MaskedCrossCorrelation#

class MaskedCrossCorrelation(target, template_coordinates, template_weights, template_mask_coordinates=None, target_mask=None, negate_score=True, return_gradient=False, interpolation_order=1, **kwargs)[source]#

Bases: _MatchCoordinatesToDensity

The Masked Cross-Correlation computes the similarity between target_weights and template_weights under respective masks. The score provides a measure of similarity even in the presence of missing or masked data.

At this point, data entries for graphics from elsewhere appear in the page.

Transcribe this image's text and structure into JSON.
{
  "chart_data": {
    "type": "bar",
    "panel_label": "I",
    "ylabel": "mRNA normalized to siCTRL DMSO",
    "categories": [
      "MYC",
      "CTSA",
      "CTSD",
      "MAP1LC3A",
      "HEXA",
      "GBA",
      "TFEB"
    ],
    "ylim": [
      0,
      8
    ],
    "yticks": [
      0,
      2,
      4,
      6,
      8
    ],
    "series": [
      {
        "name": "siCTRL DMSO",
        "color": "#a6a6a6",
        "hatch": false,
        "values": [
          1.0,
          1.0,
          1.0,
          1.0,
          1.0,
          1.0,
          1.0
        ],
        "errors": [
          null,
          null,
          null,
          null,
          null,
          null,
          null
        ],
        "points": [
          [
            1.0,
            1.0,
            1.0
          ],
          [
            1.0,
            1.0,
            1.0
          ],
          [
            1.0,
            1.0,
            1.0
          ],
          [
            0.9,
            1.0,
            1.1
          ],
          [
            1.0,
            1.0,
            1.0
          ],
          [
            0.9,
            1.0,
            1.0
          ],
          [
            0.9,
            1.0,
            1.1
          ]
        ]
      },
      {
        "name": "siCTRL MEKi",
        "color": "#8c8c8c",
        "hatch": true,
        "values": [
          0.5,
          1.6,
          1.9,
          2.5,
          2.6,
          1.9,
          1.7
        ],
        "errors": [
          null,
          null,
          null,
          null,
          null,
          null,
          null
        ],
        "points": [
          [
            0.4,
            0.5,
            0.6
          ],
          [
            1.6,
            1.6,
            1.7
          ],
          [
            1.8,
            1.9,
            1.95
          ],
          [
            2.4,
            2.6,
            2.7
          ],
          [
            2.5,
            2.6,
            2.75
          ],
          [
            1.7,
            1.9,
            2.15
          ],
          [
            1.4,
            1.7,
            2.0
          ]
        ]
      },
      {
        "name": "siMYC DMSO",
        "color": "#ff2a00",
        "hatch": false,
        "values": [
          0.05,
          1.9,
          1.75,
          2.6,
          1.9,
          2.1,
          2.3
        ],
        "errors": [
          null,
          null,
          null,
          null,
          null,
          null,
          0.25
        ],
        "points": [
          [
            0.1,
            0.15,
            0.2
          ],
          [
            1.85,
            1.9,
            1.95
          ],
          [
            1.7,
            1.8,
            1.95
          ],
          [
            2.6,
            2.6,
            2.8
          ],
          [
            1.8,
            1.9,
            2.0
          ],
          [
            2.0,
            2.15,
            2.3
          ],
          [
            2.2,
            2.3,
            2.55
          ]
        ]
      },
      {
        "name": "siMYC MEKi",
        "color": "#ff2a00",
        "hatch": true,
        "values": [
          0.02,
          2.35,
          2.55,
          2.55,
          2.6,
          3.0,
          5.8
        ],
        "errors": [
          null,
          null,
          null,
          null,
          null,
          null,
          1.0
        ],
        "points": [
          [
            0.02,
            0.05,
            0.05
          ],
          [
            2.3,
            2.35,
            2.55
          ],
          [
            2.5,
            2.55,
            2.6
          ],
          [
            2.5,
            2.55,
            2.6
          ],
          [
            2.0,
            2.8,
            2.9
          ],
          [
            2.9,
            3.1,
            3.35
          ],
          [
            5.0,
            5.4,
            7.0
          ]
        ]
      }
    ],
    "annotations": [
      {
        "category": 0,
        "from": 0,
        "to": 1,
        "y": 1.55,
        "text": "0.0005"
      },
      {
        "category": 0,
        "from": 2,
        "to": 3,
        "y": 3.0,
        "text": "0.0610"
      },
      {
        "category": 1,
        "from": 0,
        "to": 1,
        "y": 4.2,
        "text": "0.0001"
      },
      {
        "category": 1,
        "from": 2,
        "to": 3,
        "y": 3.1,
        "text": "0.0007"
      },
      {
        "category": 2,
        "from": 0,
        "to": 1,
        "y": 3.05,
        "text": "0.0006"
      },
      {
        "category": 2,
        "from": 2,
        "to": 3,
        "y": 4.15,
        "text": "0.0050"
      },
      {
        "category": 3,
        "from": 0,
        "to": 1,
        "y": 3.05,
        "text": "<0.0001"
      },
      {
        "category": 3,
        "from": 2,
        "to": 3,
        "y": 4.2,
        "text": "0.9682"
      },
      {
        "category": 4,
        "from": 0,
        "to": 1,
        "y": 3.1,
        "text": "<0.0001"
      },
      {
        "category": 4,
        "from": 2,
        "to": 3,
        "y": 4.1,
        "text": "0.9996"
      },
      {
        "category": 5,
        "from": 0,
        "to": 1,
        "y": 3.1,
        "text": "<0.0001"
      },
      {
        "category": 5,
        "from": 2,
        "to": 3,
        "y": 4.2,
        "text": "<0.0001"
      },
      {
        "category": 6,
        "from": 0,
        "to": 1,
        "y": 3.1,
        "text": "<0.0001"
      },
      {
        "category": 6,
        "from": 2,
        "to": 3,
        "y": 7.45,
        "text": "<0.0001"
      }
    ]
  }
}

The formula for the Masked Cross-Correlation is:

\[\text{numerator} = \text{dot}(\text{target_weights}, \text{template_weights}) - \frac{\text{sum}(\text{mask_target}) \times \text{sum}(\text{mask_template})} {\text{mask_overlap}}\]
\[\text{denominator1} = \text{sum}(\text{mask_target}^2) - \frac{\text{sum}(\text{mask_target})^2} {\text{mask_overlap}}\]
\[\text{denominator2} = \text{sum}(\text{mask_template}^2) - \frac{\text{sum}(\text{mask_template})^2} {\text{mask_overlap}}\]
\[\text{denominator} = \sqrt{\text{denominator1} \times \text{denominator2}}\]
\[\text{score} = \frac{\text{numerator}}{\text{denominator}} \text{ if denominator } \neq 0 \text{ else } 0\]

Where:

  • mask_target and mask_template are binary masks for the target_weights and template_weights respectively.

  • mask_overlap represents the number of overlapping non-zero elements in the masks.

Parameters:
targetNDArray

A d-dimensional target to match the template coordinate set to.

template_coordinatesNDArray

Template coordinate array with shape (d,n).

template_weightsNDArray

Template weight array with shape (n,).

template_mask_coordinatesNDArray, optional

Template mask coordinates with shape (d,n).

target_maskNDArray, optional

A d-dimensional mask to be applied to the target.

negate_scorebool, optional

Whether the final score should be multiplied by negative one. Default is True.

return_gradientbool, optional

Invoking __call_ returns a tuple of score and parameter gradient. Default is False.

**kwargsDict, optional

Keyword arguments propagated to downstream functions.

References

[1]

Masked FFT registration, Dirk Padfield, CVPR 2010 conference

Methods

MaskedCrossCorrelation.rotate_array(arr, ...)

MaskedCrossCorrelation.score(x)

Compute the matching score for the given transformation parameters.

MaskedCrossCorrelation.score_angles(x)

Computes the score after a given rotation.

MaskedCrossCorrelation.score_translation(x)

Computes the score after a given translation.